Die Bedeutung der "Abstraktion als Weltsprache" hatte sich durchgesetzt und etabliert, obgleich sich zur gleichen Zeit bereits neue, z.B. intermediale Tendenzen in der Kunst ankündigten. Die Ausstellung "Le grand geste!" im Düsseldorfer Museum Kunst Palast zeichnet fünfzig Jahre später mit 150 Gemälden den Weg und die künstlerische Entwicklung von Informel und Abstraktem Expressionismus nach: ein Weg, der von Frankreich und Amerika durch Deutschland, Italien, Holland, Spanien und andere europäische Länder führte.

Die künstlerische Avantgarde nach 1945 – zerrissen und desillusioniert, aber auch in höchstem Maße moralisch und existentiell motiviert – suchte nach Ausdrucksformen, die nicht durch die unmittelbare Vorgeschichte des Weltkriegs korrumpiert waren und größtmögliche Freiheit beim Entstehungsprozess ermöglichten. Die jungen Künstler, die z.T. an Bildpraktiken des Surrealismus anknüpften, experimentierten mit neuen Materialien und Prozessen, die das formale und konzeptuelle Spektrum enorm erweiterten: So wurde Farbe gegossen und geträufelt, wurden Malgründe zerkratzt oder der Malvorgang extrem beschleunigt. Auf dem Boden liegende Leinwände entwickelten sich zur Bühne des Künstlers. Hier kündigte sich bereits der Übergang zur späteren Aktionskunst an, was auch der von Harold Rosenberg für die gestische Malerei der USA geprägte Begriff "Action Painting" verdeutlicht.

Das europäische Äquivalent dieser Kunst belegte man mit zahlreichen Begriffen, wie lyrische Abstraktion, Tachismus oder Informel. Die 1950 von dem französischen Kritiker Michel Tapié eingeführte Bezeichnung Informel wurde hier die tragfähigste. Wie ein informelles Bild ist diese Kunstströmung selbst als variable, offene Struktur beschreibbar – also weniger ein Stil als eine künstlerische Haltung. Mit den Worten von Karl Otto Götz, einem ihrer wichtigsten deutschen Protagonisten handelt es sich bei der informellen Kunst um: "die Auflösung des klassischen Formprinzips mit malerisch und materialmäßig vielen Möglichkeiten." Hiermit wurden wichtige strukturelle Vorarbeiten geleistet, auf die die nachfolgende Künstlergeneration aufbauen konnte.

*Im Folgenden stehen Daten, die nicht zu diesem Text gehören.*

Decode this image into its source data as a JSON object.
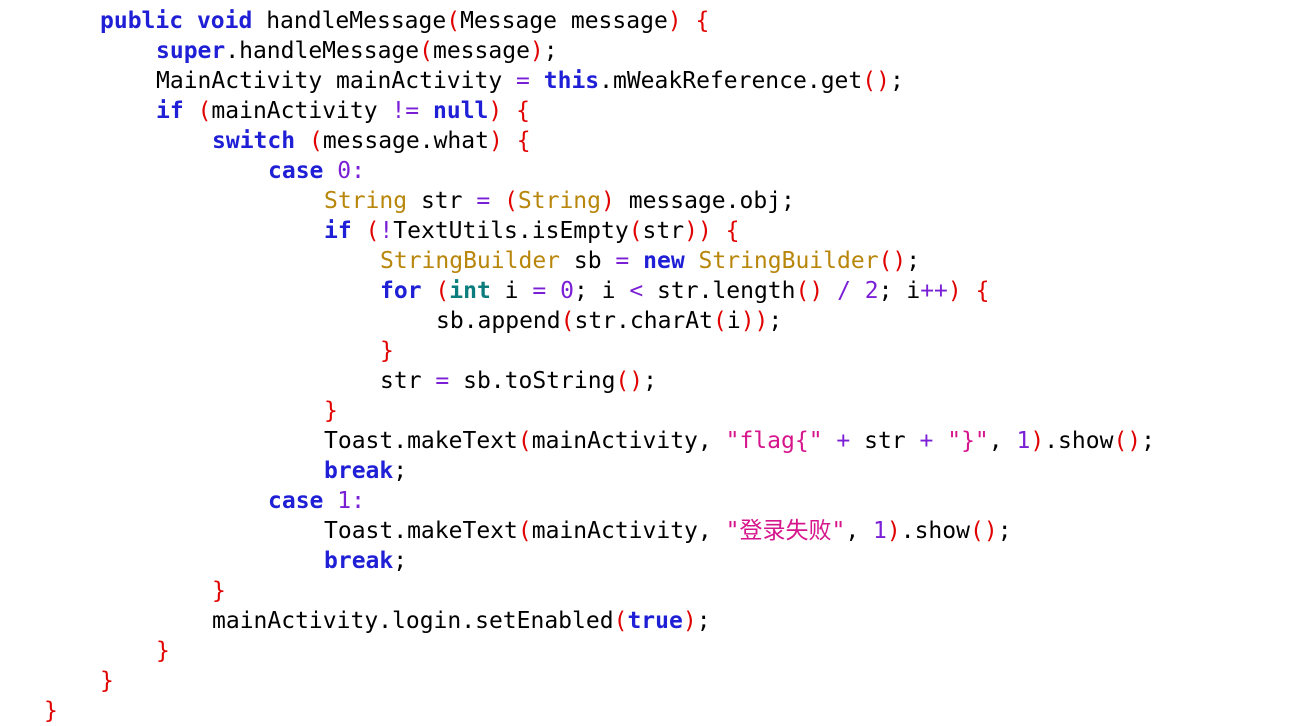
{
  "colors": {
    "keyword": "#1f1fd6",
    "keyword_alt": "#0b7d7d",
    "type": "#b8860b",
    "number": "#7a1fd6",
    "string": "#d6148c",
    "bracket": "#e00000",
    "text": "#000000",
    "background": "#ffffff"
  },
  "code": {
    "lines": [
      {
        "indent": 2,
        "tokens": [
          {
            "t": "kw",
            "v": "public"
          },
          {
            "t": "plain",
            "v": " "
          },
          {
            "t": "kw",
            "v": "void"
          },
          {
            "t": "plain",
            "v": " handleMessage"
          },
          {
            "t": "punc",
            "v": "("
          },
          {
            "t": "plain",
            "v": "Message message"
          },
          {
            "t": "punc",
            "v": ")"
          },
          {
            "t": "plain",
            "v": " "
          },
          {
            "t": "punc",
            "v": "{"
          }
        ]
      },
      {
        "indent": 3,
        "tokens": [
          {
            "t": "kw",
            "v": "super"
          },
          {
            "t": "plain",
            "v": ".handleMessage"
          },
          {
            "t": "punc",
            "v": "("
          },
          {
            "t": "plain",
            "v": "message"
          },
          {
            "t": "punc",
            "v": ")"
          },
          {
            "t": "plain",
            "v": ";"
          }
        ]
      },
      {
        "indent": 3,
        "tokens": [
          {
            "t": "plain",
            "v": "MainActivity mainActivity "
          },
          {
            "t": "op",
            "v": "="
          },
          {
            "t": "plain",
            "v": " "
          },
          {
            "t": "kw",
            "v": "this"
          },
          {
            "t": "plain",
            "v": ".mWeakReference.get"
          },
          {
            "t": "punc",
            "v": "()"
          },
          {
            "t": "plain",
            "v": ";"
          }
        ]
      },
      {
        "indent": 3,
        "tokens": [
          {
            "t": "kw",
            "v": "if"
          },
          {
            "t": "plain",
            "v": " "
          },
          {
            "t": "punc",
            "v": "("
          },
          {
            "t": "plain",
            "v": "mainActivity "
          },
          {
            "t": "op",
            "v": "!="
          },
          {
            "t": "plain",
            "v": " "
          },
          {
            "t": "kw",
            "v": "null"
          },
          {
            "t": "punc",
            "v": ")"
          },
          {
            "t": "plain",
            "v": " "
          },
          {
            "t": "punc",
            "v": "{"
          }
        ]
      },
      {
        "indent": 4,
        "tokens": [
          {
            "t": "kw",
            "v": "switch"
          },
          {
            "t": "plain",
            "v": " "
          },
          {
            "t": "punc",
            "v": "("
          },
          {
            "t": "plain",
            "v": "message.what"
          },
          {
            "t": "punc",
            "v": ")"
          },
          {
            "t": "plain",
            "v": " "
          },
          {
            "t": "punc",
            "v": "{"
          }
        ]
      },
      {
        "indent": 5,
        "tokens": [
          {
            "t": "kw",
            "v": "case"
          },
          {
            "t": "plain",
            "v": " "
          },
          {
            "t": "num",
            "v": "0"
          },
          {
            "t": "op",
            "v": ":"
          }
        ]
      },
      {
        "indent": 6,
        "tokens": [
          {
            "t": "type",
            "v": "String"
          },
          {
            "t": "plain",
            "v": " str "
          },
          {
            "t": "op",
            "v": "="
          },
          {
            "t": "plain",
            "v": " "
          },
          {
            "t": "punc",
            "v": "("
          },
          {
            "t": "type",
            "v": "String"
          },
          {
            "t": "punc",
            "v": ")"
          },
          {
            "t": "plain",
            "v": " message.obj;"
          }
        ]
      },
      {
        "indent": 6,
        "tokens": [
          {
            "t": "kw",
            "v": "if"
          },
          {
            "t": "plain",
            "v": " "
          },
          {
            "t": "punc",
            "v": "("
          },
          {
            "t": "op",
            "v": "!"
          },
          {
            "t": "plain",
            "v": "TextUtils.isEmpty"
          },
          {
            "t": "punc",
            "v": "("
          },
          {
            "t": "plain",
            "v": "str"
          },
          {
            "t": "punc",
            "v": "))"
          },
          {
            "t": "plain",
            "v": " "
          },
          {
            "t": "punc",
            "v": "{"
          }
        ]
      },
      {
        "indent": 7,
        "tokens": [
          {
            "t": "type",
            "v": "StringBuilder"
          },
          {
            "t": "plain",
            "v": " sb "
          },
          {
            "t": "op",
            "v": "="
          },
          {
            "t": "plain",
            "v": " "
          },
          {
            "t": "kw",
            "v": "new"
          },
          {
            "t": "plain",
            "v": " "
          },
          {
            "t": "type",
            "v": "StringBuilder"
          },
          {
            "t": "punc",
            "v": "()"
          },
          {
            "t": "plain",
            "v": ";"
          }
        ]
      },
      {
        "indent": 7,
        "tokens": [
          {
            "t": "kw",
            "v": "for"
          },
          {
            "t": "plain",
            "v": " "
          },
          {
            "t": "punc",
            "v": "("
          },
          {
            "t": "kw2",
            "v": "int"
          },
          {
            "t": "plain",
            "v": " i "
          },
          {
            "t": "op",
            "v": "="
          },
          {
            "t": "plain",
            "v": " "
          },
          {
            "t": "num",
            "v": "0"
          },
          {
            "t": "plain",
            "v": "; i "
          },
          {
            "t": "op",
            "v": "<"
          },
          {
            "t": "plain",
            "v": " str.length"
          },
          {
            "t": "punc",
            "v": "()"
          },
          {
            "t": "plain",
            "v": " "
          },
          {
            "t": "op",
            "v": "/"
          },
          {
            "t": "plain",
            "v": " "
          },
          {
            "t": "num",
            "v": "2"
          },
          {
            "t": "plain",
            "v": "; i"
          },
          {
            "t": "op",
            "v": "++"
          },
          {
            "t": "punc",
            "v": ")"
          },
          {
            "t": "plain",
            "v": " "
          },
          {
            "t": "punc",
            "v": "{"
          }
        ]
      },
      {
        "indent": 8,
        "tokens": [
          {
            "t": "plain",
            "v": "sb.append"
          },
          {
            "t": "punc",
            "v": "("
          },
          {
            "t": "plain",
            "v": "str.charAt"
          },
          {
            "t": "punc",
            "v": "("
          },
          {
            "t": "plain",
            "v": "i"
          },
          {
            "t": "punc",
            "v": "))"
          },
          {
            "t": "plain",
            "v": ";"
          }
        ]
      },
      {
        "indent": 7,
        "tokens": [
          {
            "t": "punc",
            "v": "}"
          }
        ]
      },
      {
        "indent": 7,
        "tokens": [
          {
            "t": "plain",
            "v": "str "
          },
          {
            "t": "op",
            "v": "="
          },
          {
            "t": "plain",
            "v": " sb.toString"
          },
          {
            "t": "punc",
            "v": "()"
          },
          {
            "t": "plain",
            "v": ";"
          }
        ]
      },
      {
        "indent": 6,
        "tokens": [
          {
            "t": "punc",
            "v": "}"
          }
        ]
      },
      {
        "indent": 6,
        "tokens": [
          {
            "t": "plain",
            "v": "Toast.makeText"
          },
          {
            "t": "punc",
            "v": "("
          },
          {
            "t": "plain",
            "v": "mainActivity, "
          },
          {
            "t": "str",
            "v": "\"flag{\""
          },
          {
            "t": "plain",
            "v": " "
          },
          {
            "t": "op",
            "v": "+"
          },
          {
            "t": "plain",
            "v": " str "
          },
          {
            "t": "op",
            "v": "+"
          },
          {
            "t": "plain",
            "v": " "
          },
          {
            "t": "str",
            "v": "\"}\""
          },
          {
            "t": "plain",
            "v": ", "
          },
          {
            "t": "num",
            "v": "1"
          },
          {
            "t": "punc",
            "v": ")"
          },
          {
            "t": "plain",
            "v": ".show"
          },
          {
            "t": "punc",
            "v": "()"
          },
          {
            "t": "plain",
            "v": ";"
          }
        ]
      },
      {
        "indent": 6,
        "tokens": [
          {
            "t": "kw",
            "v": "break"
          },
          {
            "t": "plain",
            "v": ";"
          }
        ]
      },
      {
        "indent": 5,
        "tokens": [
          {
            "t": "kw",
            "v": "case"
          },
          {
            "t": "plain",
            "v": " "
          },
          {
            "t": "num",
            "v": "1"
          },
          {
            "t": "op",
            "v": ":"
          }
        ]
      },
      {
        "indent": 6,
        "tokens": [
          {
            "t": "plain",
            "v": "Toast.makeText"
          },
          {
            "t": "punc",
            "v": "("
          },
          {
            "t": "plain",
            "v": "mainActivity, "
          },
          {
            "t": "str",
            "v": "\"登录失败\""
          },
          {
            "t": "plain",
            "v": ", "
          },
          {
            "t": "num",
            "v": "1"
          },
          {
            "t": "punc",
            "v": ")"
          },
          {
            "t": "plain",
            "v": ".show"
          },
          {
            "t": "punc",
            "v": "()"
          },
          {
            "t": "plain",
            "v": ";"
          }
        ]
      },
      {
        "indent": 6,
        "tokens": [
          {
            "t": "kw",
            "v": "break"
          },
          {
            "t": "plain",
            "v": ";"
          }
        ]
      },
      {
        "indent": 4,
        "tokens": [
          {
            "t": "punc",
            "v": "}"
          }
        ]
      },
      {
        "indent": 4,
        "tokens": [
          {
            "t": "plain",
            "v": "mainActivity.login.setEnabled"
          },
          {
            "t": "punc",
            "v": "("
          },
          {
            "t": "kw",
            "v": "true"
          },
          {
            "t": "punc",
            "v": ")"
          },
          {
            "t": "plain",
            "v": ";"
          }
        ]
      },
      {
        "indent": 3,
        "tokens": [
          {
            "t": "punc",
            "v": "}"
          }
        ]
      },
      {
        "indent": 2,
        "tokens": [
          {
            "t": "punc",
            "v": "}"
          }
        ]
      },
      {
        "indent": 1,
        "tokens": [
          {
            "t": "punc",
            "v": "}"
          }
        ]
      }
    ]
  }
}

Die Düsseldorfer Ausstellung "Le grand geste!" konzentriert sich auf die Jahre zwischen 1946 und 1964, fokussiert hier die Höhepunkte des deutschen Informel bis hin zu der Zeit, als Pop Art die internationale Kunstszene zu dominieren begann und abstrakt-expressionistische Tendenzen weitgehend verdrängte. Deutlich sichtbar wird der existentielle Anspruch dieser gestischen, abstrakt-expressionistischen Malerei, ein Anspruch, der sich nicht zuletzt in den großen Formaten vieler Hauptwerke dieser Kunstströmung manifestiert. Die Schau, die zahlreiche bedeutende Werke aus amerikanischen und europäischen öffentlichen und privaten Sammlungen präsentiert, ist international ausgerichtet – mit besonderen Schwerpunkten auf Frankreich, hier v.a. Paris, auf die USA, speziell New York, und Deutschland.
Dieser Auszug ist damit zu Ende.